Japanese Code for Understanding and Designing of Pile Failure Due to Liquefaction

Piles are one of the most common and safe deep foundation that are practiced yet for foundation solution where bearing capacity of soil at shallow depth is poor to support a heavy or sensitive structure. But in recent years, though foundation engineering has been developed greatly, it was not determined that why piles are failing during cyclic loading that is generated by earthquake. The recent understandings about failure of pile are as follows: 

When soil gets liquefied, it loses shear strength. This liquid soil has no resistance to flow resulting soil to dragging and flow with it any non-liquefied  crust over it.
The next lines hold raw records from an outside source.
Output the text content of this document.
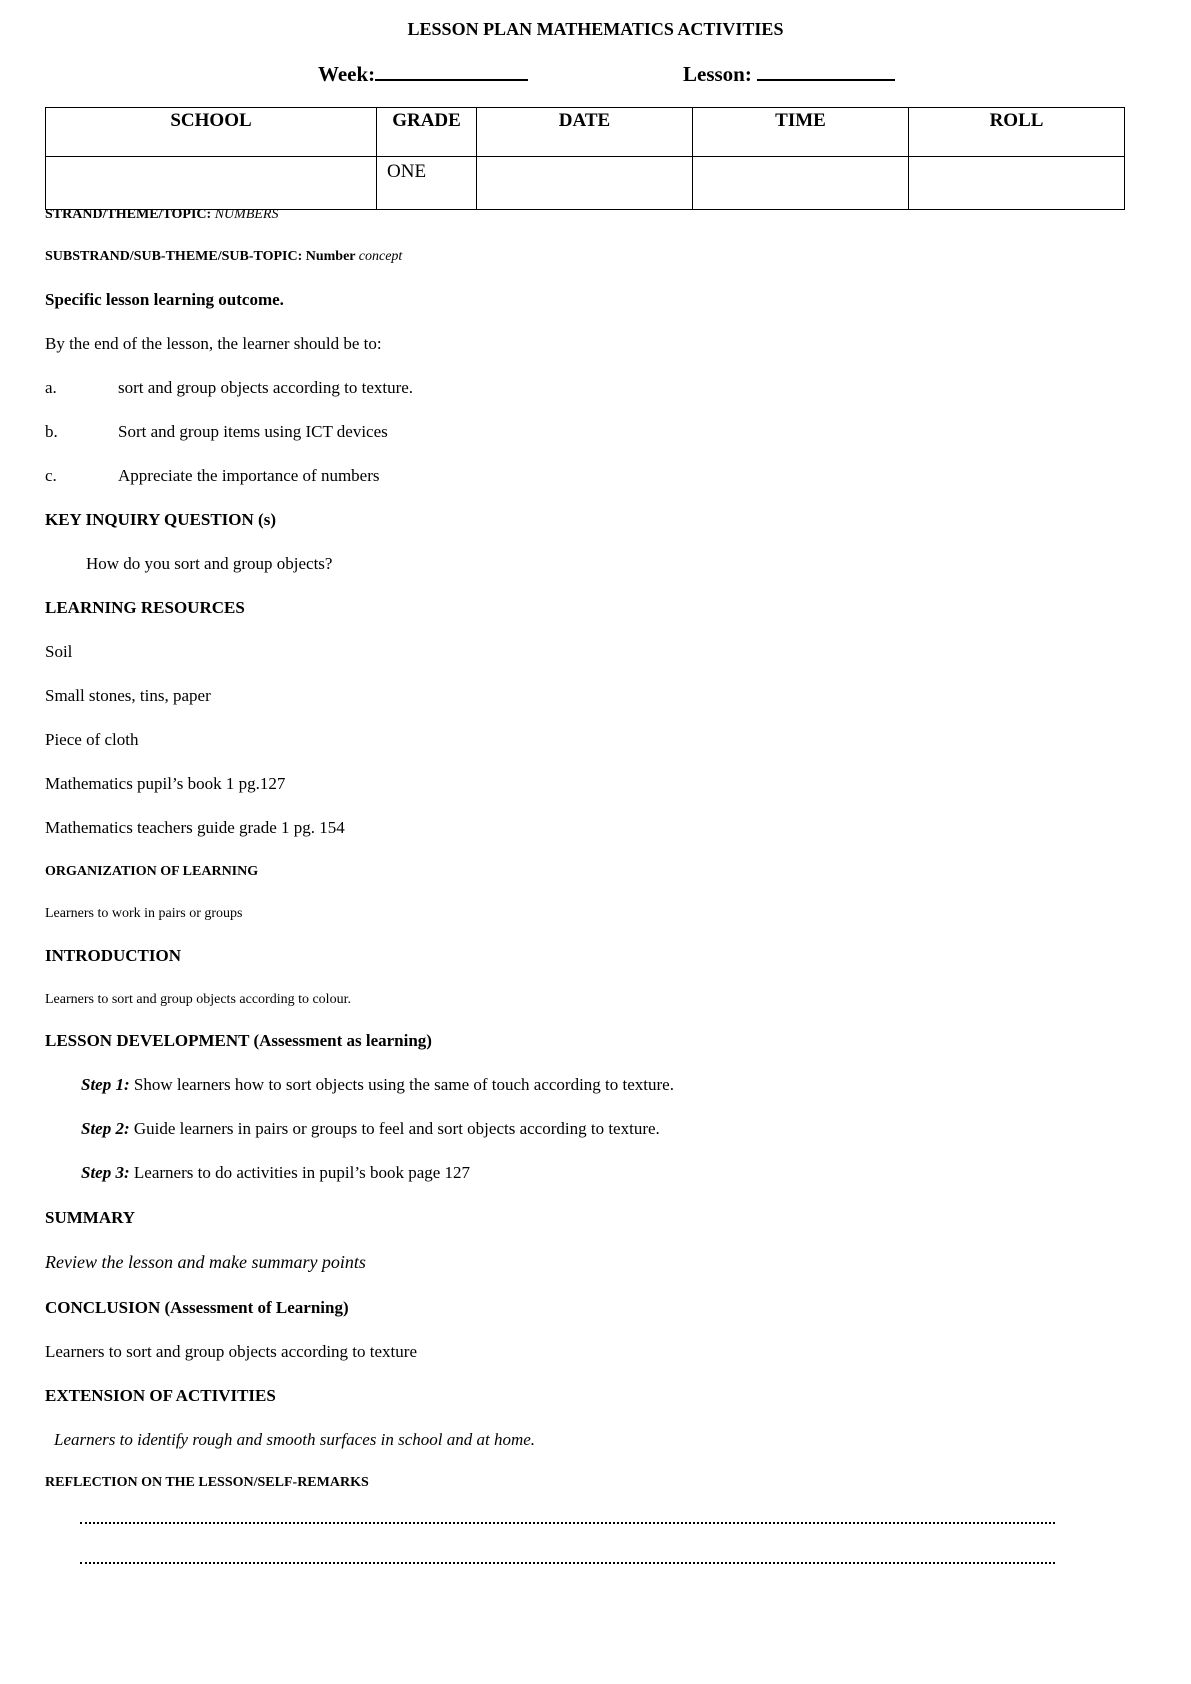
LESSON PLAN MATHEMATICS ACTIVITIES
Week:	Lesson:
SCHOOL	GRADE	DATE	TIME	ROLL
	ONE			
STRAND/THEME/TOPIC: NUMBERS
SUBSTRAND/SUB-THEME/SUB-TOPIC: Number concept
Specific lesson learning outcome.
By the end of the lesson, the learner should be to:
a.	sort and group objects according to texture.
b.	Sort and group items using ICT devices
c.	Appreciate the importance of numbers
KEY INQUIRY QUESTION (s)
How do you sort and group objects?
LEARNING RESOURCES
Soil
Small stones, tins, paper
Piece of cloth
Mathematics pupil’s book 1 pg.127
Mathematics teachers guide grade 1 pg. 154
ORGANIZATION OF LEARNING
Learners to work in pairs or groups
INTRODUCTION
Learners to sort and group objects according to colour.
LESSON DEVELOPMENT (Assessment as learning)
Step 1: Show learners how to sort objects using the same of touch according to texture.
Step 2: Guide learners in pairs or groups to feel and sort objects according to texture.
Step 3: Learners to do activities in pupil’s book page 127
SUMMARY
Review the lesson and make summary points
CONCLUSION (Assessment of Learning)
Learners to sort and group objects according to texture
EXTENSION OF ACTIVITIES
Learners to identify rough and smooth surfaces in school and at home.
REFLECTION ON THE LESSON/SELF-REMARKS
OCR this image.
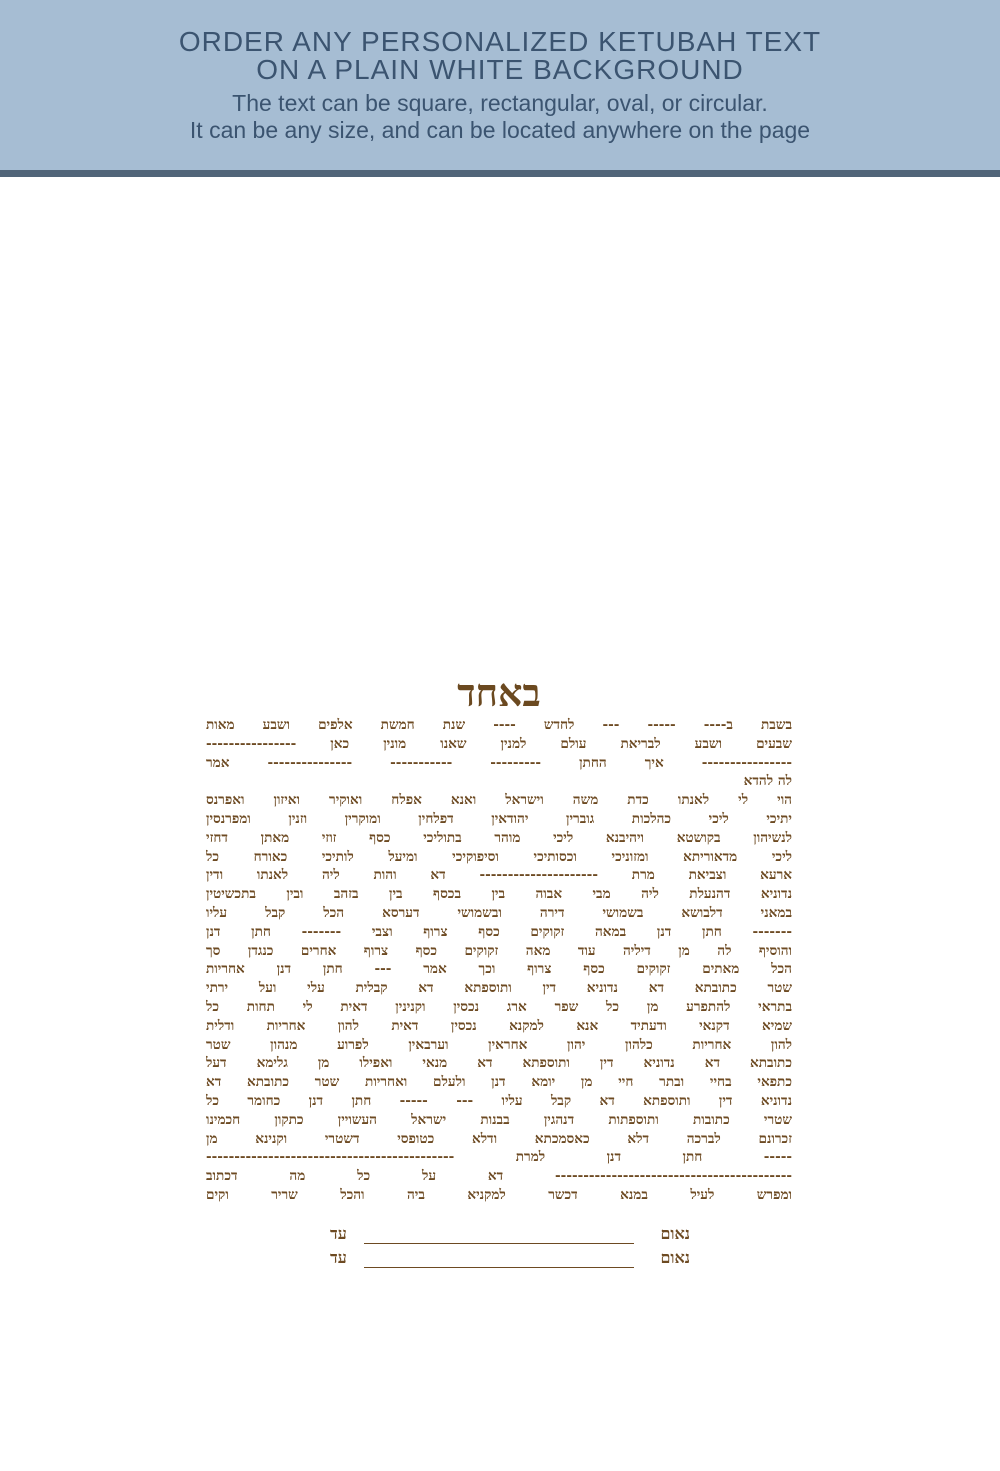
ORDER ANY PERSONALIZED KETUBAH TEXT

ON A PLAIN WHITE BACKGROUND

The text can be square, rectangular, oval, or circular.

It can be any size, and can be located anywhere on the page

באחד
בשבת ב---- ----- --- לחדש ---- שנת חמשת אלפים ושבע מאות
שבעים ושבע לבריאת עולם למנין שאנו מונין כאן ----------------
---------------- איך החתן --------- ----------- --------------- אמר
לה להדא
הוי לי לאנתו כדת משה וישראל ואנא אפלח ואוקיר ואיזון ואפרנס
יתיכי ליכי כהלכות גוברין יהודאין דפלחין ומוקרין וזנין ומפרנסין
לנשיהון בקושטא ויהיבנא ליכי מוהר בתוליכי כסף זוזי מאתן דחזי
ליכי מדאוריתא ומזוניכי וכסותיכי וסיפוקיכי ומיעל לותיכי כאורח כל
ארעא וצביאת מרת --------------------- דא והות ליה לאנתו ודין
נדוניא דהנעלת ליה מבי אבוה בין בכסף בין בזהב ובין בתכשיטין
במאני דלבושא בשמושי דירה ובשמושי דערסא הכל קבל עליו
------- חתן דנן במאה זקוקים כסף צרוף וצבי ------- חתן דנן
והוסיף לה מן דיליה עוד מאה זקוקים כסף צרוף אחרים כנגדן סך
הכל מאתים זקוקים כסף צרוף וכך אמר --- חתן דנן אחריות
שטר כתובתא דא נדוניא דין ותוספתא דא קבלית עלי ועל ירתי
בתראי להתפרע מן כל שפר ארג נכסין וקנינין דאית לי תחות כל
שמיא דקנאי ודעתיד אנא למקנא נכסין דאית להון אחריות ודלית
להון אחריות כלהון יהון אחראין וערבאין לפרוע מנהון שטר
כתובתא דא נדוניא דין ותוספתא דא מנאי ואפילו מן גלימא דעל
כתפאי בחיי ובתר חיי מן יומא דנן ולעלם ואחריות שטר כתובתא דא
נדוניא דין ותוספתא דא קבל עליו --- ----- חתן דנן כחומר כל
שטרי כתובות ותוספתות דנהגין בבנות ישראל העשויין כתקון חכמינו
זכרונם לברכה דלא כאסמכתא ודלא כטופסי דשטרי וקנינא מן
----- חתן דנן למרת --------------------------------------------
------------------------------------------ דא על כל מה דכתוב
ומפרש לעיל במנא דכשר למקניא ביה והכל שריר וקים
נאום
עד
נאום
עד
Piles are dragged with the crust and deflection of pile results bending moment. When bending moment exceeds the capacity of pile it get failed. This phenomenon is sometimes called failure due to lateral spreading.
pile failure due to liquefaction due to earthquake
It can be concluded that the recent observation on the failure mechanism shows that piles are pushed by soil during earthquake as a consequence of liquefaction. This mechanism is sometimes proved where deformation on ground surface around pile foundation is observed.


The Japanese highway code of practice (JRA 1996) advises design engineers to consider following assumptions to provide sufficient bending strength against lateral spreading: 
Idealization for seismic design of pile to avoid bending failure due to liquefaction
1. Non-liquefied crust offers passive earth pressure to the pile

2. The liquefied soil itself offers a drag equal to 30% of total overburden pressure. 

Other codes such as NEHRP 2000 and Eurocode 8, part 5 (1998) also focus on the bending strength of the pile.